Even the existence of a publication like mamazine.com shows that many women sense that there is something really cool and desirable (if often really hard) about stepping back to spend serious time as a parent. Some men also have this sense, but it's guaranteed that few of us will go anywhere with it unless more of us grow up looking forward to spending some time in the parent job, and if the parent job itself comes with enough social perks that we'll actually compete to land it.

Taking it back home

Going back to those kids and dogs at Magnuson Park in Seattle, is there anything practical that can be done by the city fathers (and mothers) in Seattle and elsewhere to affect birthrates? The big answer I just gave about reforming attitudes and institutions connected to the actual job of parenting probably isn't going to much help a mayor or city council person who happens to care about keeping elementary schools open.

At the risk of succumbing to the classic political liberal's compulsion to propose a small answer to a big question, I'd personally advise those city fathers and mothers to focus first and foremost on affordable housing.

A fast run-up in real estate prices like we've recently experienced creates winners and losers. Older people tend to be more often among the winners simply by virtue of having the opportunity to buy when prices were low. Younger, more fertile people tend to be more often among the losers.

Local governments don't determine real estate prices, but mayors and city council people have a much larger say over matters of land use and real estate than they do over other areas of public policy (say, paid family leave laws or health care policy or even education).
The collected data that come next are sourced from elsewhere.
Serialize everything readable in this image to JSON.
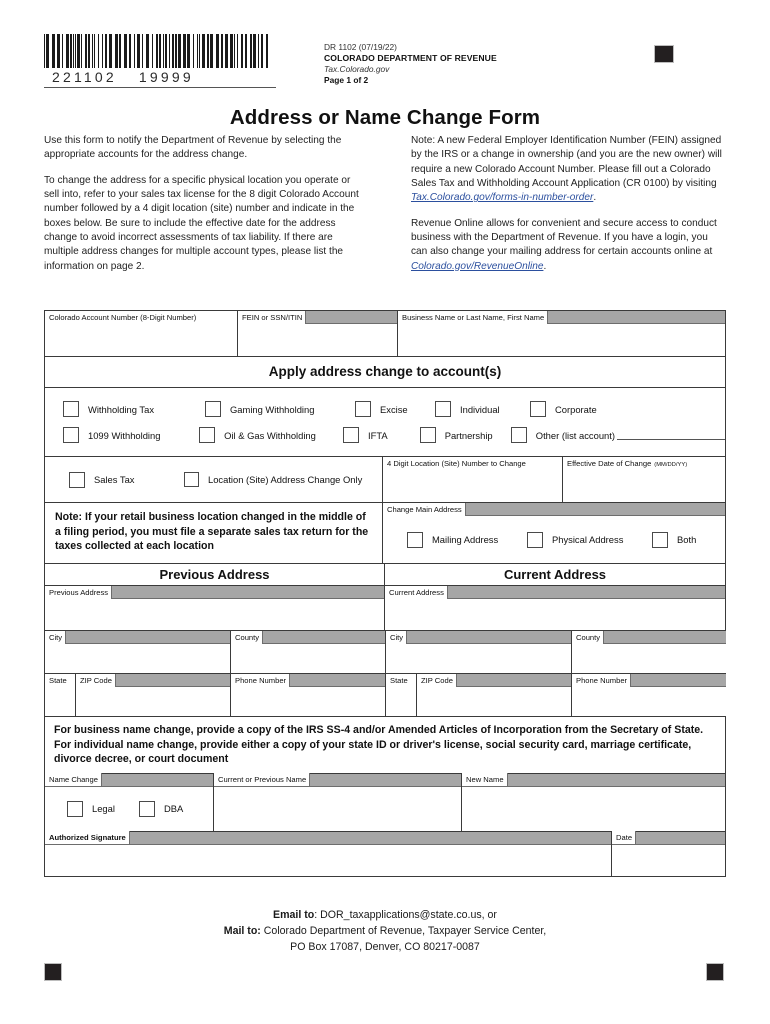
{
  "header": {
    "barcode_digits_left": "221102",
    "barcode_digits_right": "19999",
    "form_id": "DR 1102 (07/19/22)",
    "department": "COLORADO DEPARTMENT OF REVENUE",
    "website": "Tax.Colorado.gov",
    "page_label": "Page 1 of 2"
  },
  "title": "Address or Name Change Form",
  "intro": {
    "left_p1": "Use this form to notify the Department of Revenue by selecting the appropriate accounts for the address change.",
    "left_p2": "To change the address for a specific physical location you operate or sell into, refer to your sales tax license for the 8 digit Colorado Account number followed by a 4 digit location (site) number and indicate in the boxes below.  Be sure to include the effective date for the address change to avoid incorrect assessments of tax liability.  If there are multiple address changes for multiple account types, please list the information on page 2.",
    "right_p1_a": "Note: A new Federal Employer Identification Number (FEIN) assigned by the IRS or a change in ownership (and you are the new owner) will require a new Colorado Account Number. Please fill out a Colorado Sales Tax and Withholding Account Application (CR 0100) by visiting ",
    "right_p1_link": "Tax.Colorado.gov/forms-in-number-order",
    "right_p1_b": ".",
    "right_p2_a": "Revenue Online allows for convenient and secure access to conduct business with the Department of Revenue.  If you have a login, you can also change your mailing address for certain accounts online at ",
    "right_p2_link": "Colorado.gov/RevenueOnline",
    "right_p2_b": "."
  },
  "form": {
    "account_number_label": "Colorado Account Number (8-Digit Number)",
    "fein_label": "FEIN or SSN/ITIN",
    "business_name_label": "Business Name or Last Name, First Name",
    "account_number_value": "",
    "fein_value": "",
    "business_name_value": "",
    "apply_banner": "Apply address change to account(s)",
    "account_checkboxes_row1": [
      "Withholding Tax",
      "Gaming Withholding",
      "Excise",
      "Individual",
      "Corporate"
    ],
    "account_checkboxes_row2": [
      "1099 Withholding",
      "Oil & Gas Withholding",
      "IFTA",
      "Partnership",
      "Other (list account)"
    ],
    "sales_tax_label": "Sales Tax",
    "location_change_label": "Location (Site) Address Change Only",
    "location_number_label": "4 Digit Location (Site) Number to Change",
    "effective_date_label": "Effective Date of Change",
    "effective_date_format": "(MM/DD/YY)",
    "location_number_value": "",
    "effective_date_value": "",
    "retail_note": "Note: If your retail business location changed in the middle of a filing period, you must file a separate sales tax return for the taxes collected at each location",
    "change_main_address_label": "Change Main Address",
    "main_address_options": [
      "Mailing Address",
      "Physical Address",
      "Both"
    ],
    "previous_address_title": "Previous Address",
    "current_address_title": "Current Address",
    "previous_address_label": "Previous Address",
    "current_address_label": "Current Address",
    "previous_address_value": "",
    "current_address_value": "",
    "city_label": "City",
    "county_label": "County",
    "state_label": "State",
    "zip_label": "ZIP Code",
    "phone_label": "Phone Number",
    "prev_city_value": "",
    "prev_county_value": "",
    "prev_state_value": "",
    "prev_zip_value": "",
    "prev_phone_value": "",
    "curr_city_value": "",
    "curr_county_value": "",
    "curr_state_value": "",
    "curr_zip_value": "",
    "curr_phone_value": "",
    "name_change_instructions_line1": "For business name change, provide a copy of the IRS SS-4 and/or Amended Articles of Incorporation from the Secretary of State.",
    "name_change_instructions_line2": "For individual name change, provide either a copy of your state ID or driver's license, social security card, marriage certificate, divorce decree, or court document",
    "name_change_label": "Name Change",
    "current_or_previous_name_label": "Current or Previous Name",
    "new_name_label": "New Name",
    "legal_label": "Legal",
    "dba_label": "DBA",
    "current_or_previous_name_value": "",
    "new_name_value": "",
    "authorized_signature_label": "Authorized Signature",
    "date_label": "Date",
    "authorized_signature_value": "",
    "date_value": ""
  },
  "footer": {
    "email_bold": "Email to",
    "email_rest": ": DOR_taxapplications@state.co.us, or",
    "mail_bold": "Mail to:",
    "mail_rest": " Colorado Department of Revenue, Taxpayer Service Center,",
    "mail_line2": "PO Box 17087, Denver, CO 80217-0087"
  },
  "colors": {
    "label_gray": "#a6a6a6",
    "border": "#3a3a3a",
    "link": "#2b4f9e",
    "reg_mark": "#231f20"
  }
}
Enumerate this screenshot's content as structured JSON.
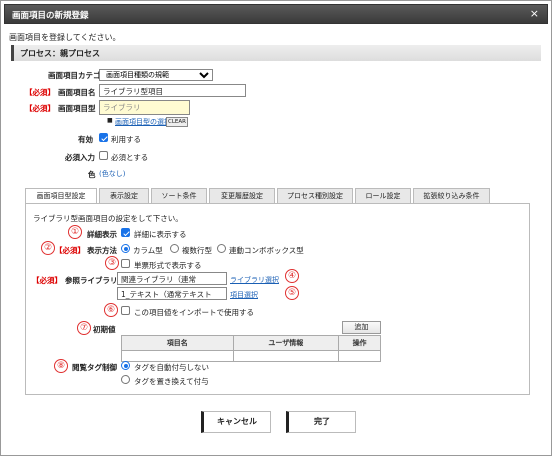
{
  "window": {
    "title": "画面項目の新規登録",
    "close_label": "×"
  },
  "intro": "画面項目を登録してください。",
  "process": "プロセス：親プロセス",
  "form": {
    "category_label": "画面項目カテゴリ",
    "category_value": "画面項目種類の規範",
    "required_tag": "【必須】",
    "name_label": "画面項目名",
    "name_value": "ライブラリ型項目",
    "type_label": "画面項目型",
    "type_value": "ライブラリ",
    "type_select_link": "画面項目型の選択",
    "clear_label": "CLEAR",
    "enabled_label": "有効",
    "enabled_checkbox": "利用する",
    "mandatory_label": "必須入力",
    "mandatory_checkbox": "必須とする",
    "color_label": "色",
    "color_value": "(色なし)"
  },
  "tabs": [
    "画面項目型設定",
    "表示設定",
    "ソート条件",
    "変更履歴設定",
    "プロセス種別設定",
    "ロール設定",
    "拡張絞り込み条件"
  ],
  "panel": {
    "description": "ライブラリ型画面項目の設定をして下さい。",
    "detail_label": "詳細表示",
    "detail_checkbox": "詳細に表示する",
    "display_method_label": "表示方法",
    "display_options": [
      "カラム型",
      "複数行型",
      "連動コンボボックス型"
    ],
    "single_form_checkbox": "単票形式で表示する",
    "ref_library_label": "参照ライブラリ",
    "ref_library_value": "関連ライブラリ（連常",
    "library_select_link": "ライブラリ選択",
    "ref_item_value": "1_テキスト（通常テキスト",
    "item_select_link": "項目選択",
    "import_checkbox": "この項目値をインポートで使用する",
    "initial_label": "初期値",
    "add_button": "追加",
    "grid_headers": [
      "項目名",
      "ユーザ情報",
      "操作"
    ],
    "tag_label": "閲覧タグ制御",
    "tag_options": [
      "タグを自動付与しない",
      "タグを置き換えて付与"
    ]
  },
  "markers": [
    "①",
    "②",
    "③",
    "④",
    "⑤",
    "⑥",
    "⑦",
    "⑧"
  ],
  "footer": {
    "cancel": "キャンセル",
    "done": "完了"
  },
  "colors": {
    "accent": "#1a73e8",
    "required": "#dd0000",
    "marker": "#e03030",
    "link": "#1a5fb4"
  }
}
Creating more affordable housing for young families would require an activist local governments willing to interfere in the market through housing-oriented redevelopment projects, and a local government willing to let the market work by allowing practically all housing construction to occur "as of right" as long as it complies with broad design and building quality guidelines.

Certain cities may want to go further by actively building a "brand" (or at least image) for themselves as a choice destination for young people interested in both an urban lifestyle and in raising families. This might be a bit of a challenge at this stage for Seattle – the city's phenomenal success over the past couple of decades has already spawned an overlapping set of images (think grunge, software money, coffee culture, Fraser) that has little to do with family life and may take time to refashion.

On the other hand I think such a 'branding" strategy is tailor-made for my present home base of Sacramento. The last big time TV program set here, after all, was the late 1970s vintage Eight is Enough, chronicling the lives of father Tom Bradford, mother Joan Bradford, and their eight children. The city is currently undergoing a quiet but decided densification, evolving into something that looks much more like a "real" city. Within the past year local government institutions have poached not one but two of the senior architects of Portland, Oregon's famous urban renaissance. Could Sacramento build a brand for itself as "Portland, but more diverse and with kids?" Only time will tell, but it seems worth a go.

Matt Mitchell is a freelance writer and urban planner based in Sacramento, California. He is principal of Frameworks, a consulting firm dedicated to urban economic development and sustainability.